First carved up in 1871 by Persia and Britain, the area has a distinct identity that dates to ancient times. In 1947, the ruler of the nominally sovereign and largely autonomous Baluch state of Kalat, which was established in the 17th century, declared independence as the British empire gave way to the nations of India and Pakistan. The Pakistani army marched into Kalat and ended this brief national independence. A popular uprising against this takeover was crushed in 1950. Subsequent revolts in 1958, 1973 and 2005 — the last of which is ongoing — and the Pakistani army’s use of terror tactics against Baluch civilians, indicate continued popular discontent against rule by Islamabad.

With this resolution, I do not seek to single out Pakistan. I have long championed the principle of self-determination. For example, every Pakistani ambassador to the United States for the past 20 years is well aware of my support for the Kashmiri people. Indeed, at the Feb. 8 House subcommittee hearing on Baluchistan, I compared Baluchistan to Kashmir. In 1995, I introduced a resolution that stated in part: “a cycle of violence exists in Kashmir as a result of the Indian Government’s refusal to permit the people of Kashmir to exercise their right to self-determination.”

This is consistent with my commitment to support freedom and people’s right to control their own destiny in accordance with their cultural values and sense of identity. There are many good people in Pakistan who understand that the abuse of human rights by security forces in Baluchistan is a stain on the honor of their country. Such heavy-handed oppression is also counterproductive. It drives people away.

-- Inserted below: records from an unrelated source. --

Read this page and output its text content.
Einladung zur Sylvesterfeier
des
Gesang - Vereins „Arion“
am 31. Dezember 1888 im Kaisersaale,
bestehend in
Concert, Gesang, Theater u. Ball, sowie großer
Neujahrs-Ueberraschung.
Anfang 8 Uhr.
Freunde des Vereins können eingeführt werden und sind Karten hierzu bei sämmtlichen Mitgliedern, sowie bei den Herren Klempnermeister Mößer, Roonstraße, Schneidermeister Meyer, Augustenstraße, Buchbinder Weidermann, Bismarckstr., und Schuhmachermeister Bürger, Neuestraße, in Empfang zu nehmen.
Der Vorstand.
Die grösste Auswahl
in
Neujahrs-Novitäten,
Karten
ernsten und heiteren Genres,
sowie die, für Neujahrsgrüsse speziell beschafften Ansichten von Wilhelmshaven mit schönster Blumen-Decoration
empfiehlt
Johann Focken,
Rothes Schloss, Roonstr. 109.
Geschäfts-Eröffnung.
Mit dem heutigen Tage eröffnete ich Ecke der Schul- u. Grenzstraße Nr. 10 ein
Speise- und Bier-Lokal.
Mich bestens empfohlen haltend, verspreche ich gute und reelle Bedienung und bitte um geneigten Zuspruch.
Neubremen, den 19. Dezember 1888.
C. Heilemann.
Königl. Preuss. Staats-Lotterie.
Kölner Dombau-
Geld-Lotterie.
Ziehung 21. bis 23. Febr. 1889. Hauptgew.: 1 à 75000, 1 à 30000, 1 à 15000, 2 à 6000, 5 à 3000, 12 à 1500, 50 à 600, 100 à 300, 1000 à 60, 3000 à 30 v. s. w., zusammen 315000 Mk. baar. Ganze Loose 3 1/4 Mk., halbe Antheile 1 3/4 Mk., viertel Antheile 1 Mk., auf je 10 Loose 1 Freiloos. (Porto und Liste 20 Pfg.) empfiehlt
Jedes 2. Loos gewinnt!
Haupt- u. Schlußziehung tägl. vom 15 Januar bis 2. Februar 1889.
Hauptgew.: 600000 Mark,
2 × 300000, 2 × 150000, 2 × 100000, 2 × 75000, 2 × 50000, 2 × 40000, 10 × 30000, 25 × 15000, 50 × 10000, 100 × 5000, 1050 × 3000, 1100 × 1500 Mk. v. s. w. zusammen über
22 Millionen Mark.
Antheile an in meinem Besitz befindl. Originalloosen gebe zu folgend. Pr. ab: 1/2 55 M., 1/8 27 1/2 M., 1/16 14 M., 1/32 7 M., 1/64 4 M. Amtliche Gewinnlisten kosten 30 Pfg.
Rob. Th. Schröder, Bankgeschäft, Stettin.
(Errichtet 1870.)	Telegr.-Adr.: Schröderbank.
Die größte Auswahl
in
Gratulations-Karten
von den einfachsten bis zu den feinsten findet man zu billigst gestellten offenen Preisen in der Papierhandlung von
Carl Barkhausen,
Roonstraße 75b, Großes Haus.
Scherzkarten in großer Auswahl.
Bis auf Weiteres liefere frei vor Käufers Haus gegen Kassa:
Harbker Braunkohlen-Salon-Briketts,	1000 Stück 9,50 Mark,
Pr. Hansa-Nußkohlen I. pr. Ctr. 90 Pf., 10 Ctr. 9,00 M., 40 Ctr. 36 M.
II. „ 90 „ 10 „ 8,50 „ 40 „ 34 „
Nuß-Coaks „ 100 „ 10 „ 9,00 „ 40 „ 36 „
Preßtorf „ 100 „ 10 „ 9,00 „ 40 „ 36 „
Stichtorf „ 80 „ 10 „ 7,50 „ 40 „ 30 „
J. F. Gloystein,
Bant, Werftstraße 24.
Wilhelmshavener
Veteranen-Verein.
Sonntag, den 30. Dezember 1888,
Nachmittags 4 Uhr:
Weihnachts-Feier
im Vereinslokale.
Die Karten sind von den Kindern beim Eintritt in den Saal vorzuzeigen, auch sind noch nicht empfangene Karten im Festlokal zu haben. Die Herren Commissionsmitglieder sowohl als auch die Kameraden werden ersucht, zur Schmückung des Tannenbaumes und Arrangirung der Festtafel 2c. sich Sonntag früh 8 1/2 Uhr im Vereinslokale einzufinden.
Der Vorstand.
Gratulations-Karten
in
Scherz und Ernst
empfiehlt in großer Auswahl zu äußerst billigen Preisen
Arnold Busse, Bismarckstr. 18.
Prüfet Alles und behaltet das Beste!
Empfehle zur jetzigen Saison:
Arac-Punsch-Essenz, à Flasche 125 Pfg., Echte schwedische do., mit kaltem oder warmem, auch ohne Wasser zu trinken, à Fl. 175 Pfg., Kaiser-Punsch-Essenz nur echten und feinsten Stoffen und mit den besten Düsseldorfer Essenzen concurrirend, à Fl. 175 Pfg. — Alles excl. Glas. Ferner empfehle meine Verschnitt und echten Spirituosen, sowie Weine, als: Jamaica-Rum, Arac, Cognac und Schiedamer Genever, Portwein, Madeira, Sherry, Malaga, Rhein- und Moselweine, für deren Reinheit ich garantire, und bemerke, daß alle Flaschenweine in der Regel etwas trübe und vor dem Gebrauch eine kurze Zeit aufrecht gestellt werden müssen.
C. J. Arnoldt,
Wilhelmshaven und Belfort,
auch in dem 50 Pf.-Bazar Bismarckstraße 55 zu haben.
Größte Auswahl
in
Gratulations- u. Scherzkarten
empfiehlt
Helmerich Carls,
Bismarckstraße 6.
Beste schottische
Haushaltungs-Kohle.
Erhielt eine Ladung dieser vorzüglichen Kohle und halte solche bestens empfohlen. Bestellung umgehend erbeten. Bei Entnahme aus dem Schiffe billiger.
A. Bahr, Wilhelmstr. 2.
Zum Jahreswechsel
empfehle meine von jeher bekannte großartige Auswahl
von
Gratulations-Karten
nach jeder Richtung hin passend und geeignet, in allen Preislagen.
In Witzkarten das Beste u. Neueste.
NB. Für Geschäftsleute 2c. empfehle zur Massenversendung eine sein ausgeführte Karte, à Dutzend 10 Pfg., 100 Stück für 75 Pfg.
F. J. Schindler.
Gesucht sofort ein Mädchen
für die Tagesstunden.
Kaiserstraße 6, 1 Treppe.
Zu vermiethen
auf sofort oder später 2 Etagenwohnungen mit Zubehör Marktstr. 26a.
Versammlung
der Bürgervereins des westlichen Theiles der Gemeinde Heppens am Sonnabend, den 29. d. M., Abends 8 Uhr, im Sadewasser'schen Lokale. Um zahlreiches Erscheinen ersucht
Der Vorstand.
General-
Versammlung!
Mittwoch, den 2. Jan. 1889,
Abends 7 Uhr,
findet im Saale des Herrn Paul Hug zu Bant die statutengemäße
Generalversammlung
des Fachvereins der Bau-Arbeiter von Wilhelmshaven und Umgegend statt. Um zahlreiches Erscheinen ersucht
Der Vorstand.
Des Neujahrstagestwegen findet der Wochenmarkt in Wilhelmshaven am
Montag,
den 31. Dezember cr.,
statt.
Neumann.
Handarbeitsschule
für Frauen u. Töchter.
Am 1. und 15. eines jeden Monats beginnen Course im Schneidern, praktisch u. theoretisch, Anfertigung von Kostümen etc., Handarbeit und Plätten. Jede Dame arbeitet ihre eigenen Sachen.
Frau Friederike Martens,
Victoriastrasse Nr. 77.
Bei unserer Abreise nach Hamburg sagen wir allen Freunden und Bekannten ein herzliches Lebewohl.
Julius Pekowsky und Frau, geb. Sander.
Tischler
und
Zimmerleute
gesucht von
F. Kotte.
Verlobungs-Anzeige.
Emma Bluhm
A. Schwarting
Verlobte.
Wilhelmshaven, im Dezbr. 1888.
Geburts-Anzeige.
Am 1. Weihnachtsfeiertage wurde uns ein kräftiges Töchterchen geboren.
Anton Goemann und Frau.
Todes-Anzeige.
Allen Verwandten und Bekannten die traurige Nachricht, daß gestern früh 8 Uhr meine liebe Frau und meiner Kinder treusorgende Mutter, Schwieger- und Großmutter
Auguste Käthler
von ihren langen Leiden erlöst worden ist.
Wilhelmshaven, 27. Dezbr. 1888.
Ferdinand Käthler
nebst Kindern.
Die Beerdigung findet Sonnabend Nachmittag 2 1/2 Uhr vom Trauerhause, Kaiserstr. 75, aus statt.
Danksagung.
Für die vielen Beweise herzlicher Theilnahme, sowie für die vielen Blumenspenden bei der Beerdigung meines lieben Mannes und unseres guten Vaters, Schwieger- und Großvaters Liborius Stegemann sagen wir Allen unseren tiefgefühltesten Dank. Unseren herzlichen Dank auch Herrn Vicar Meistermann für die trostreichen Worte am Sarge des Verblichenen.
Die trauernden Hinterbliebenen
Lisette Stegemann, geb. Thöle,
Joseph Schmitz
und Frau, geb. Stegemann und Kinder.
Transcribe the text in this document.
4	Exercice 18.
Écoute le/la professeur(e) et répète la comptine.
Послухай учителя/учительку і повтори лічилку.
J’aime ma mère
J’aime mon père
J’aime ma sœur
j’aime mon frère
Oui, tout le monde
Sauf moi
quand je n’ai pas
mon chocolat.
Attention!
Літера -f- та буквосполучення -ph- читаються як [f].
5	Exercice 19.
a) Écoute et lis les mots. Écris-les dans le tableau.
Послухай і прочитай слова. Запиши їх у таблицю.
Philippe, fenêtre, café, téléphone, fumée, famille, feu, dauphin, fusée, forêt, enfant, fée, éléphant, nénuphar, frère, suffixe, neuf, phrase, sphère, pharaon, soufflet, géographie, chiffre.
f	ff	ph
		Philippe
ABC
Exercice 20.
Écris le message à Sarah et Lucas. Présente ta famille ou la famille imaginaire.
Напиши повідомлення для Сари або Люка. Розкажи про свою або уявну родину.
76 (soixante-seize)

We should not remain a silent partner to a Pakistani government that engages in monstrous crimes against its people and has been an accomplice to terrorist attacks on Americans, including those of Sept. 11, 2001. The real irritant to U.S.-Pakistan relations is not my resolution but the policies of the Islamabad government and military. Consider the plight of Shakeel Afridi, the Pakistani physician who helped lead our Navy SEALs to Osama bin Laden. He has been arrested and threatened with a charge of treason. An inquiry commission deemed him a “national criminal” because he helped the United States put an end to the terrorist who plotted the deaths of thousands of Americans.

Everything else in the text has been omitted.